In diesem Bild einer Beispielexpression sehen sie, dass nach IPTG Induktion bei 32,5 kDa eine Bande auftaucht, die vor der Induktion noch nicht zu sehen war. Dies ist das überexprimierte Protein.






Aufgabe 1



Sie haben eine 200 ml Bakterienkultur, die sie nun mit 1mM IPTG induzieren möchten. Ihre Stammlösung IPTG hat eine Konzentration von 250 mM.

Wieviel dieser Stammlösung müssen Sie zu der Bakterienkultur geben um eine Konzentration von 1mM IPTG zu erhalten? 






Aufgabe 2




Sie führen eine Proteinexpression des Insulin-Fusionsproteins durch. Hierzu haben sie eine 100 ml Bakterienkultur mit einer Übernachtkultur  (BL21-pRSETA-Insulin) auf eine OD578 = 0,2 angeimpft und bis zu einer OD578 = 0,8 wachsen lassen. Bei Erreichen der OD578 = 0,8 entnehmen sie ein Aliquot (vor Induktion) und induzieren die restliche Kultur mit 1mM IPTG. Nach 4h möchten sie die Expression des Insulin Fusionsproteins mittels SDS-Gelelektrophorese testen. Hierzu entnehmen sie ein weiteres Aliquot (nach Induktion). Von beiden Proben messen sie die OD578. Probe 1 zeigt eine OD578 von 0,8 (vor Induktion), Probe 2 (nach Induktion) zeigt eine eine OD578 von 1,4. Während man bei OD578 = 0,8 die Linearität der Konzentration zur Absorption gerade noch vernachlässigen und diesen Wert nehmen kann, liegt der Wert der zweiten Probe (nach Induktion) bei weitem nicht mehr im linearen Bereich.
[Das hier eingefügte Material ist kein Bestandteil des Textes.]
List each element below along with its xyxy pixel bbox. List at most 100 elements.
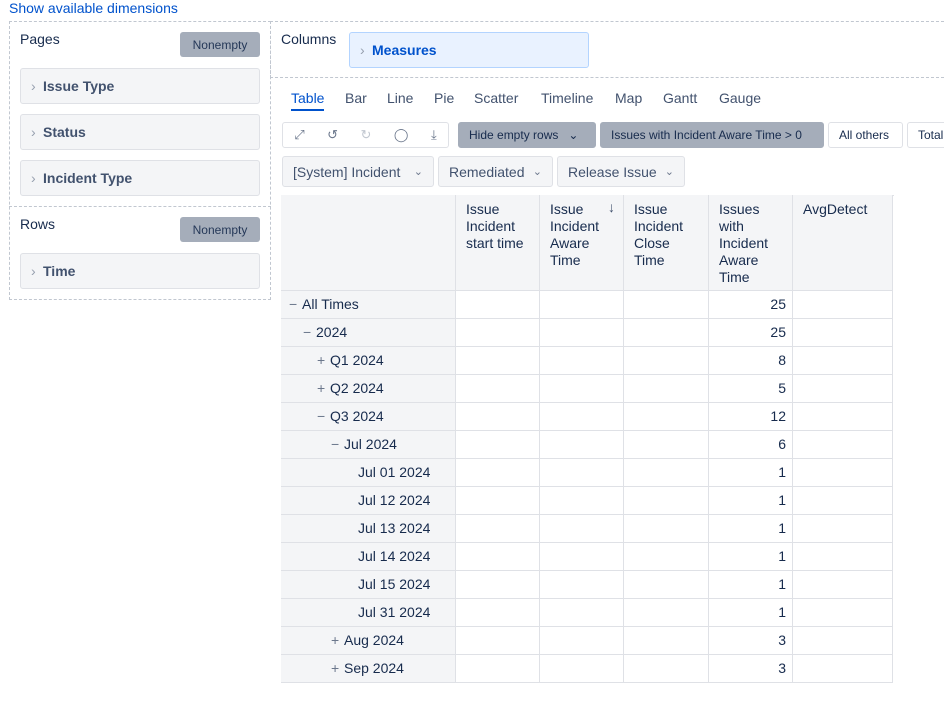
header-text: Issue Incident start time [466, 201, 524, 251]
value-cell: 1 [709, 543, 793, 571]
toggle-icon[interactable]: + [317, 380, 326, 396]
divider [270, 77, 944, 78]
chart-tab[interactable]: Table [291, 90, 325, 111]
empty-cell [624, 515, 709, 543]
chart-tab[interactable]: Bar [345, 90, 367, 106]
column-header[interactable]: Issue Incident Aware Time ↓ [540, 195, 624, 291]
value-cell: 1 [709, 459, 793, 487]
page-selector[interactable]: Release Issue ⌄ [557, 156, 685, 187]
header-text: Issue Incident Aware Time [550, 201, 600, 268]
row-header: + Q2 2024 [281, 375, 456, 403]
chart-tab[interactable]: Line [387, 90, 414, 106]
dimension-item[interactable]: Status [20, 114, 260, 150]
value-cell: 25 [709, 291, 793, 319]
empty-cell [540, 319, 624, 347]
empty-cell [624, 543, 709, 571]
empty-cell [793, 375, 893, 403]
filter-button[interactable]: Total [907, 122, 944, 148]
value-cell: 6 [709, 431, 793, 459]
toggle-icon[interactable]: − [303, 324, 312, 340]
row-header: Jul 31 2024 [281, 599, 456, 627]
toggle-icon[interactable]: − [289, 296, 298, 312]
columns-title: Columns [281, 31, 337, 47]
empty-cell [540, 403, 624, 431]
value-cell: 3 [709, 655, 793, 683]
dimension-item[interactable]: Incident Type [20, 160, 260, 196]
toggle-icon[interactable]: − [317, 408, 326, 424]
row-label: Aug 2024 [344, 632, 404, 648]
measure-item[interactable]: Measures [349, 32, 589, 68]
empty-cell [540, 571, 624, 599]
empty-cell [624, 347, 709, 375]
row-header: + Q1 2024 [281, 347, 456, 375]
page-selector[interactable]: [System] Incident ⌄ [282, 156, 434, 187]
page-selector[interactable]: Remediated ⌄ [438, 156, 553, 187]
filter-button[interactable]: All others [828, 122, 903, 148]
chevron: ⌄ [664, 166, 674, 178]
fullscreen-icon[interactable]: ⤢ [294, 127, 305, 142]
row-label: Jul 01 2024 [358, 464, 431, 480]
toggle-icon[interactable]: + [317, 352, 326, 368]
row-label: Jul 14 2024 [358, 548, 431, 564]
header-text: AvgDetect [803, 201, 868, 217]
nonempty-button[interactable]: Nonempty [180, 32, 260, 57]
chart-tab[interactable]: Pie [434, 90, 455, 106]
empty-cell [624, 431, 709, 459]
value-cell: 5 [709, 375, 793, 403]
left-panel [9, 21, 271, 300]
empty-cell [793, 459, 893, 487]
row-label: Jul 13 2024 [358, 520, 431, 536]
chevron: ⌄ [413, 166, 423, 178]
export-icon[interactable]: ⤓ [430, 127, 437, 142]
row-label: Q1 2024 [330, 352, 384, 368]
divider [9, 206, 271, 207]
empty-cell [624, 627, 709, 655]
empty-cell [793, 347, 893, 375]
value-cell: 25 [709, 319, 793, 347]
hide-empty-button[interactable]: Hide empty rows ⌄ [458, 122, 596, 148]
empty-cell [624, 487, 709, 515]
row-header: Jul 12 2024 [281, 487, 456, 515]
value-cell: 1 [709, 599, 793, 627]
undo-icon[interactable]: ↺ [327, 127, 339, 142]
value-cell: 12 [709, 403, 793, 431]
empty-cell [624, 403, 709, 431]
filter-button[interactable]: Issues with Incident Aware Time > 0 [600, 122, 824, 148]
empty-cell [540, 487, 624, 515]
icon-toolbar[interactable]: ⤢ ↺ ↻ ◯ ⤓ [282, 122, 449, 148]
chart-tab[interactable]: Gauge [719, 90, 762, 106]
empty-cell [540, 431, 624, 459]
redo-icon[interactable]: ↻ [360, 127, 372, 142]
empty-cell [456, 655, 540, 683]
value-cell: 1 [709, 487, 793, 515]
divider [270, 21, 944, 22]
dimension-item[interactable]: Time [20, 253, 260, 289]
empty-cell [624, 459, 709, 487]
toggle-icon[interactable]: − [331, 436, 340, 452]
empty-cell [540, 627, 624, 655]
chart-tab[interactable]: Timeline [541, 90, 594, 106]
sort-icon[interactable]: ↓ [608, 199, 615, 215]
column-header[interactable]: Issues with Incident Aware Time [709, 195, 793, 291]
column-header[interactable]: AvgDetect [793, 195, 893, 291]
empty-cell [456, 487, 540, 515]
empty-cell [624, 599, 709, 627]
empty-cell [540, 515, 624, 543]
dimensions-link[interactable]: Show available dimensions [9, 0, 178, 16]
row-header: Jul 15 2024 [281, 571, 456, 599]
row-header: − All Times [281, 291, 456, 319]
column-header[interactable]: Issue Incident Close Time [624, 195, 709, 291]
comment-icon[interactable]: ◯ [393, 127, 409, 142]
chart-tab[interactable]: Scatter [474, 90, 519, 106]
empty-cell [456, 571, 540, 599]
dimension-item[interactable]: Issue Type [20, 68, 260, 104]
chart-tab[interactable]: Gantt [663, 90, 698, 106]
empty-cell [793, 543, 893, 571]
toggle-icon[interactable]: + [331, 632, 340, 648]
row-label: Sep 2024 [344, 660, 404, 676]
empty-cell [456, 347, 540, 375]
toggle-icon[interactable]: + [331, 660, 340, 676]
column-header[interactable]: Issue Incident start time [456, 195, 540, 291]
chart-tab[interactable]: Map [615, 90, 643, 106]
nonempty-button[interactable]: Nonempty [180, 217, 260, 242]
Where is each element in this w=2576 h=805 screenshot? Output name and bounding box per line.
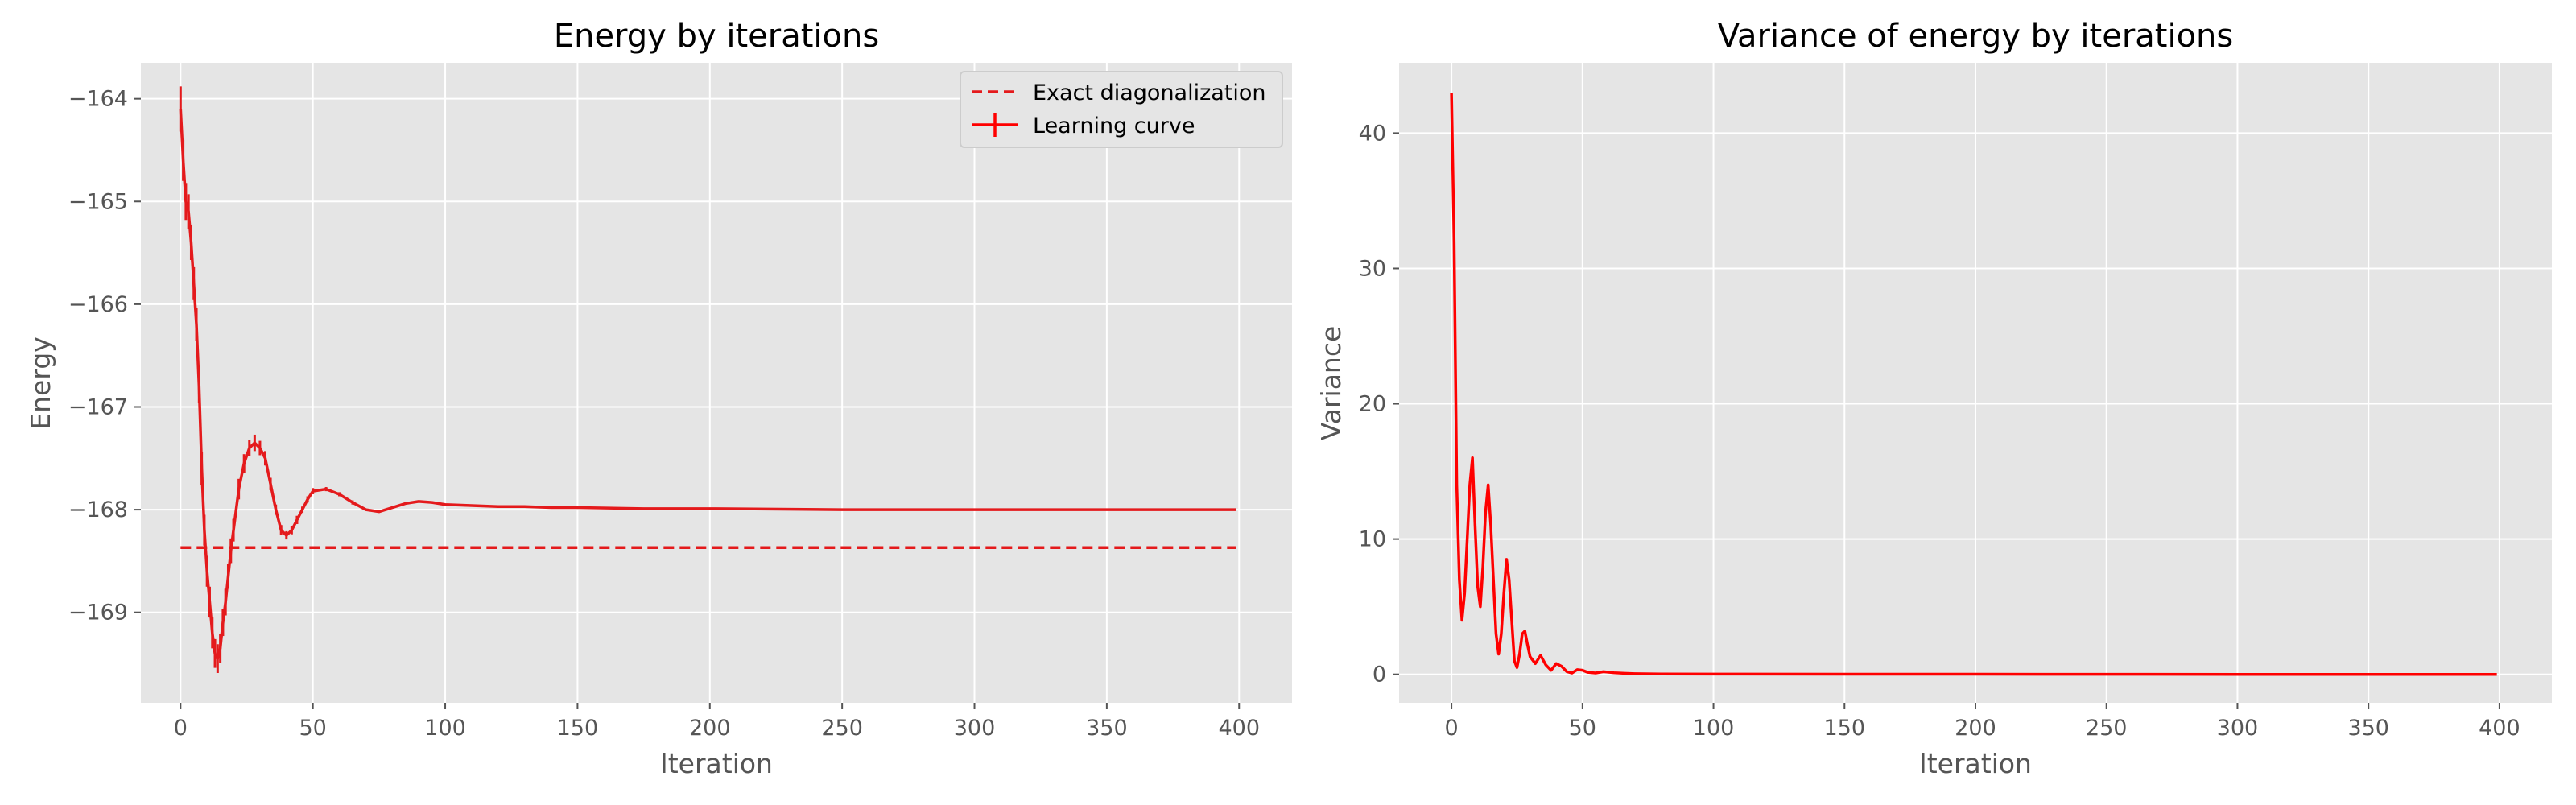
y-tick-label: −168 — [68, 497, 128, 522]
y-tick-label: 30 — [1359, 256, 1386, 281]
variance-y-axis-label: Variance — [1315, 326, 1347, 441]
variance-gridlines — [1399, 63, 2552, 703]
x-tick-label: 0 — [1444, 716, 1458, 741]
x-tick-label: 150 — [1823, 716, 1865, 741]
variance-chart-panel: 0 50 100 150 200 250 300 350 400 0 10 20 30 40 Varia… — [1315, 18, 2552, 779]
x-tick-label: 50 — [1569, 716, 1596, 741]
y-tick-label: 0 — [1373, 663, 1386, 687]
variance-x-tick-labels: 0 50 100 150 200 250 300 350 400 — [1444, 703, 2520, 741]
energy-line — [179, 109, 1236, 660]
x-tick-label: 350 — [2347, 716, 2389, 741]
energy-plot-area — [141, 63, 1292, 703]
variance-x-axis-label: Iteration — [1919, 748, 2032, 779]
x-tick-label: 100 — [1693, 716, 1735, 741]
energy-chart-panel: 0 50 100 150 200 250 300 350 400 −169−168−167−16… — [25, 18, 1292, 779]
y-tick-label: −167 — [68, 394, 128, 419]
legend-label-exact-diagonalization: Exact diagonalization — [1033, 80, 1266, 105]
y-tick-label: −169 — [68, 601, 128, 625]
energy-x-axis-label: Iteration — [660, 748, 773, 779]
x-tick-label: 100 — [424, 716, 466, 741]
variance-line — [1450, 92, 2497, 676]
y-tick-label: −165 — [68, 189, 128, 214]
learning-curve-series — [179, 109, 1236, 660]
energy-legend: Exact diagonalization Learning curve — [960, 71, 1283, 148]
x-tick-label: 50 — [299, 716, 326, 741]
legend-label-learning-curve: Learning curve — [1033, 114, 1195, 138]
y-tick-label: −166 — [68, 292, 128, 317]
x-tick-label: 250 — [2086, 716, 2128, 741]
energy-chart-title: Energy by iterations — [554, 18, 879, 55]
x-tick-label: 200 — [1955, 716, 1996, 741]
variance-chart-title: Variance of energy by iterations — [1718, 18, 2233, 55]
x-tick-label: 400 — [1218, 716, 1260, 741]
x-tick-label: 0 — [174, 716, 188, 741]
x-tick-label: 150 — [557, 716, 599, 741]
x-tick-label: 250 — [821, 716, 863, 741]
y-tick-label: −164 — [68, 87, 128, 112]
energy-y-tick-labels: −169 −168 −167 −166 −165 −164 — [68, 87, 141, 625]
y-tick-label: 40 — [1359, 121, 1386, 146]
energy-y-axis-label: Energy — [25, 336, 56, 430]
x-tick-label: 200 — [689, 716, 731, 741]
x-tick-label: 350 — [1086, 716, 1128, 741]
y-tick-label: 20 — [1359, 392, 1386, 417]
x-tick-label: 300 — [2217, 716, 2259, 741]
legend-box — [960, 71, 1283, 148]
energy-x-tick-labels: 0 50 100 150 200 250 300 350 400 — [174, 703, 1260, 741]
variance-series — [1450, 92, 2497, 676]
x-tick-label: 400 — [2479, 716, 2520, 741]
y-tick-label: 10 — [1359, 527, 1386, 552]
variance-y-tick-labels: 0 10 20 30 40 — [1359, 121, 1399, 687]
x-tick-label: 300 — [954, 716, 996, 741]
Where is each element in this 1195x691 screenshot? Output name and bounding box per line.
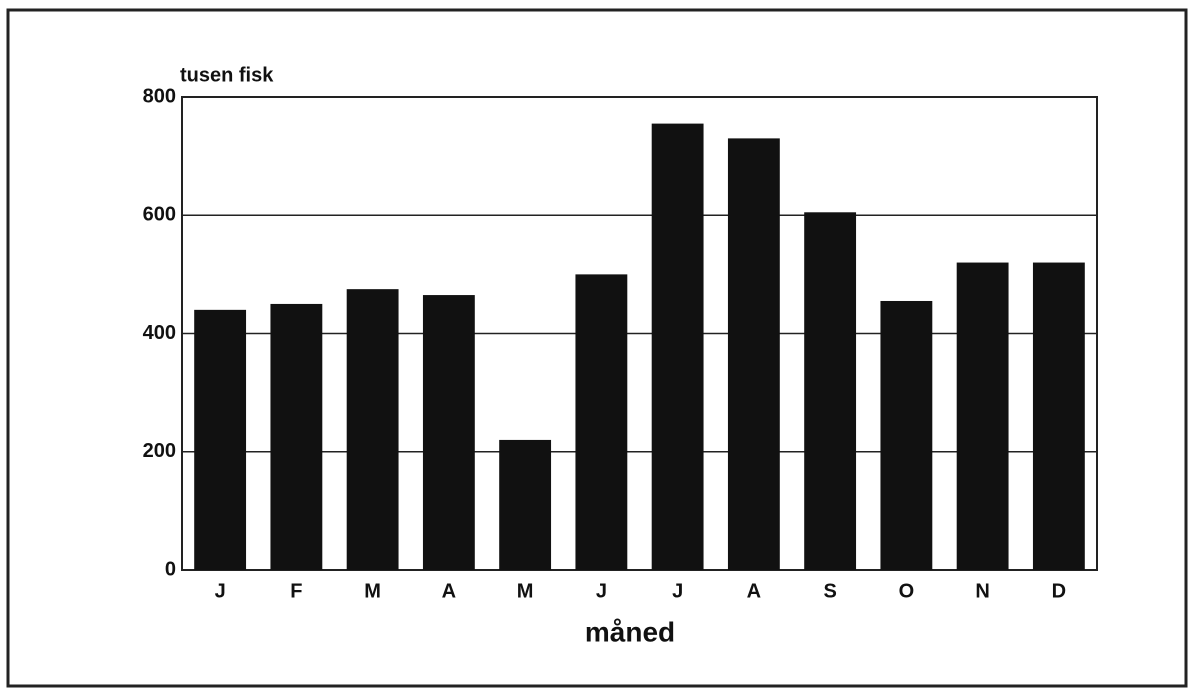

Diese Probe verdünnen sie nun im Verhältnis 1:4 und messen erneut. Die OD578 beträgt nun 0,38 (1:4 Verdünnung in 1 ml).

Sie wollen auf das Polyacrylamidgel jeweils eine OD578 von 0,1 auftragen. Hierzu müssen sie das entsprechende Volumen der jeweiligen Zellsuspension ausrechnen, die darin enthaltenen Zellen abzentrifugieren und in Probenpuffer aufnehmen. Berechnen sie das jeweilige Volumen der Zellsuspension, das einer OD578 = 0,1  entspricht.